RaiKoHoff commented 4 years ago

Is Fortran really a popular programming language (except in the field of High-Performance-Computing HPC). Scintilla's Fortran-Lexer stated "last change 2003". 🤔

liuxigithub commented 4 years ago

Is Fortran really a popular programming language (except in the field of High-Performance-Computing HPC). Scintilla's Fortran-Lexer stated "last change 2003". 🤔

Fortran is still widely used in the fields of scientific researchs and engineering applications, such as numerical weather prediction, finite element analysis, computational fluid dynamics, computational physics, crystallography and computational chemistry, etc. At present, Fortran is equipped in almost all of supercomputers. Fortran is ranked No. 34 in TIOBE index for April 2020. This ranking is higher than those of Lua, VBScript, PowerShell which are supported in Notepad3.

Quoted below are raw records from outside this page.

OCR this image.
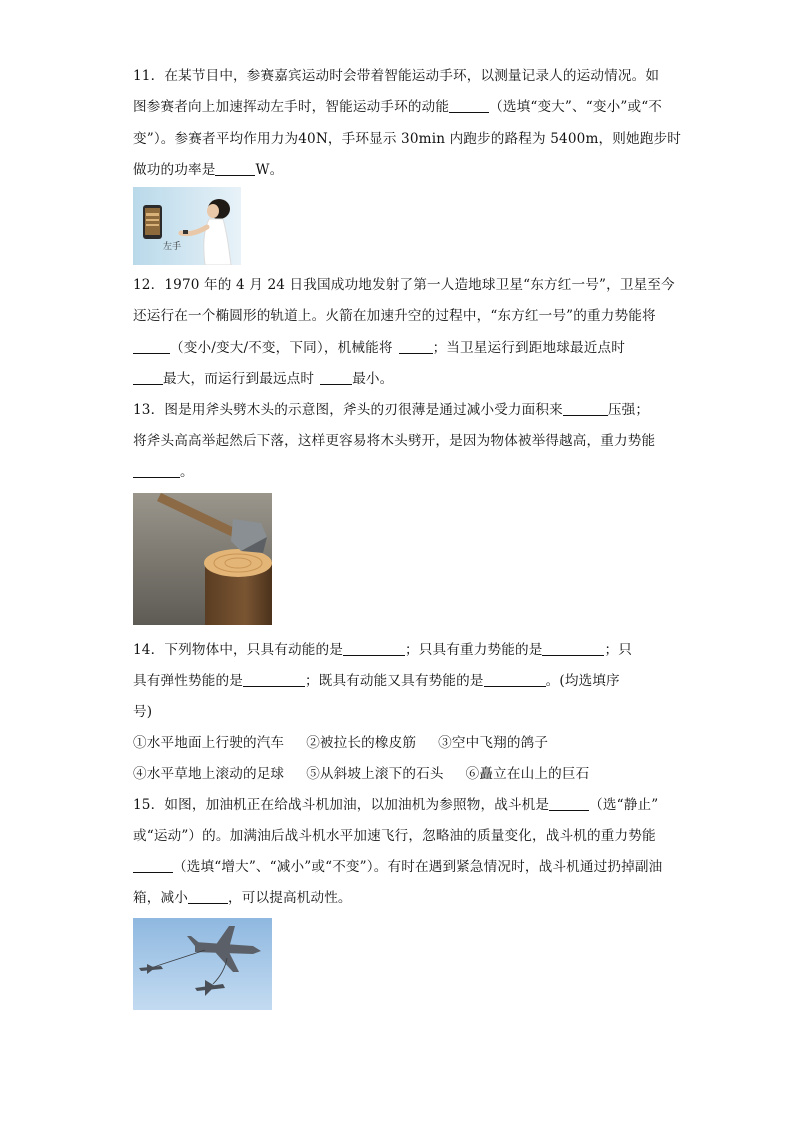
11．在某节目中，参赛嘉宾运动时会带着智能运动手环，以测量记录人的运动情况。如
图参赛者向上加速挥动左手时，智能运动手环的动能	（选填“变大”、“变小”或“不
变”）。参赛者平均作用力为40N，手环显示 30min 内跑步的路程为 5400m，则她跑步时
做功的功率是	W。
左手
12．1970 年的 4 月 24 日我国成功地发射了第一人造地球卫星“东方红一号”，卫星至今
还运行在一个椭圆形的轨道上。火箭在加速升空的过程中，“东方红一号”的重力势能将
（变小/变大/不变，下同），机械能将	；当卫星运行到距地球最近点时
最大，而运行到最远点时	最小。
13．图是用斧头劈木头的示意图，斧头的刃很薄是通过减小受力面积来	压强；
将斧头高高举起然后下落，这样更容易将木头劈开，是因为物体被举得越高，重力势能
。
14．下列物体中，只具有动能的是	；只具有重力势能的是	；只
具有弹性势能的是	；既具有动能又具有势能的是	。(均选填序
号)
①水平地面上行驶的汽车 ②被拉长的橡皮筋 ③空中飞翔的鸽子
④水平草地上滚动的足球 ⑤从斜坡上滚下的石头 ⑥矗立在山上的巨石
15．如图，加油机正在给战斗机加油，以加油机为参照物，战斗机是	（选“静止”
或“运动”）的。加满油后战斗机水平加速飞行，忽略油的质量变化，战斗机的重力势能
（选填“增大”、“减小”或“不变”）。有时在遇到紧急情况时，战斗机通过扔掉副油
箱，减小	，可以提高机动性。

tormento commented 4 years ago

Moreover Intel FORTRAN is the preferred language to interact with tensor cores, thanks to its CUDA libraries and specialized instructions. 99% of the supercomputers are programmed in some variant of FORTRAN. The mostly used standard is 90 (or 95) but there are 2018 extensions and a 2020 conference was scheduled before COVID-19 emergency to talk about 202x standard.

I am about to write code about Finite Element Analysis for my University degree, so I hope the syntax will be introduced soon.